In Open Space meetings, events and organizations, participants create and manage their own agenda of parallel working sessions around a central theme of strategic importance, such as: What is the strategy, group, organization or community that all stakeholders can support and work together to create?

Open Space works best when the work to be done is complex, the people and ideas involved are diverse, the passion for resolution are high, and the time to get it done was yesterday. It's been called passion bounded by responsibility, the energy of a good coffee break, intentional self-organization, spirit at work, chaos and creativity, evolution in organization, and a simple, powerful way to get people and organizations moving - when and where it's needed most. The stories and work plans woven in Open Space are generally more complex, more robust, more durable - and can move a great deal faster than expert- or management-driven designs.

There are only two mechanisms for OPEN SPACE: the Agenda Board and the Village Market Place. Each participant is invited to identify any issue or opportunity around the theme that they are passionately interested. They give it a short title on an A3 size piece of paper, indicating time and place, and post it on the wall. After every person who wants to, has posted their interests, the Village Market Place opens. All participants are invited to come to the wall and sign up for only those sessions - self-managed work groups - that appeal to them. When conflict of space or schedule arises, the delegates negotiate solutions while the rest of the group goes about its business. And nobody is in charge. Everybody is.

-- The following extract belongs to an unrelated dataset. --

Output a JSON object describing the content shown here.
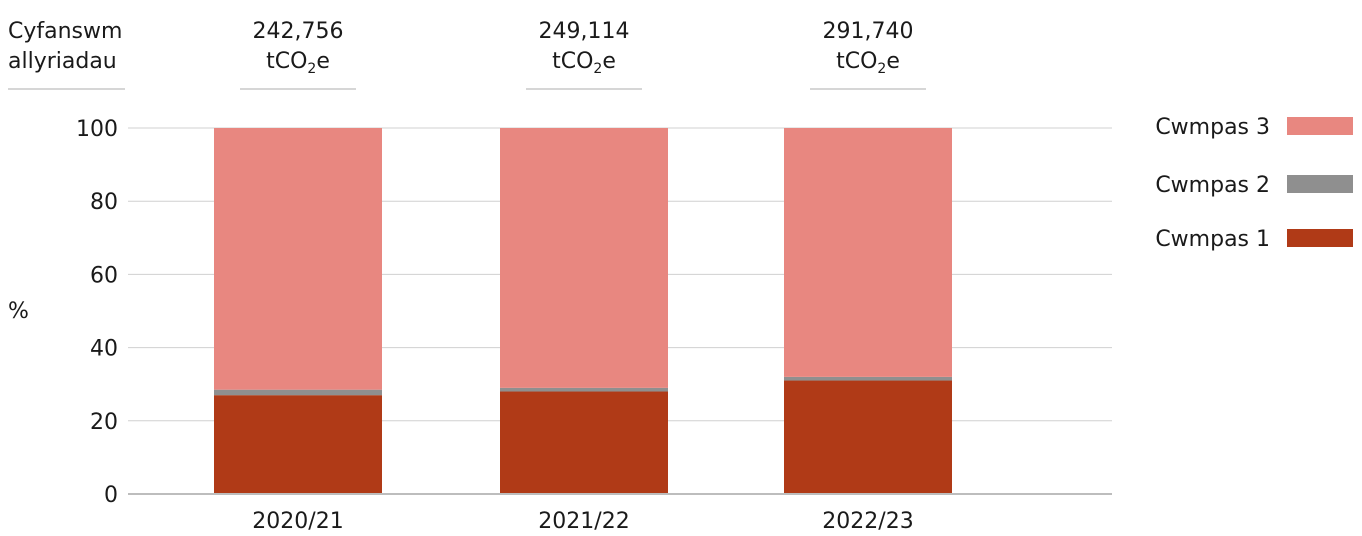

Each person who has identified an issue or opportunity and placed it on the Agenda Board, has, in so doing, elected to be the 'convenor' of a self-managed work group. Not the leader, expert, facilitator or controller! Their only responsibilities are to be present at the place and time indicated, and to see that someone in the group takes down notes of any important points discussed and any resolutions or action plans that emerge.

Those notes are fed into computers at the end of each session and put up on a "newsroom wall" for all to see. A full report of all proceedings is compiled at the end of the event and handed out to each participant.

The South African facilitators, Renaissance Business Associates, have twelve years of experience with OST and have used the process with great success not only in some of the country’s leading companies, but also in a number of conferences, both here and in Australia.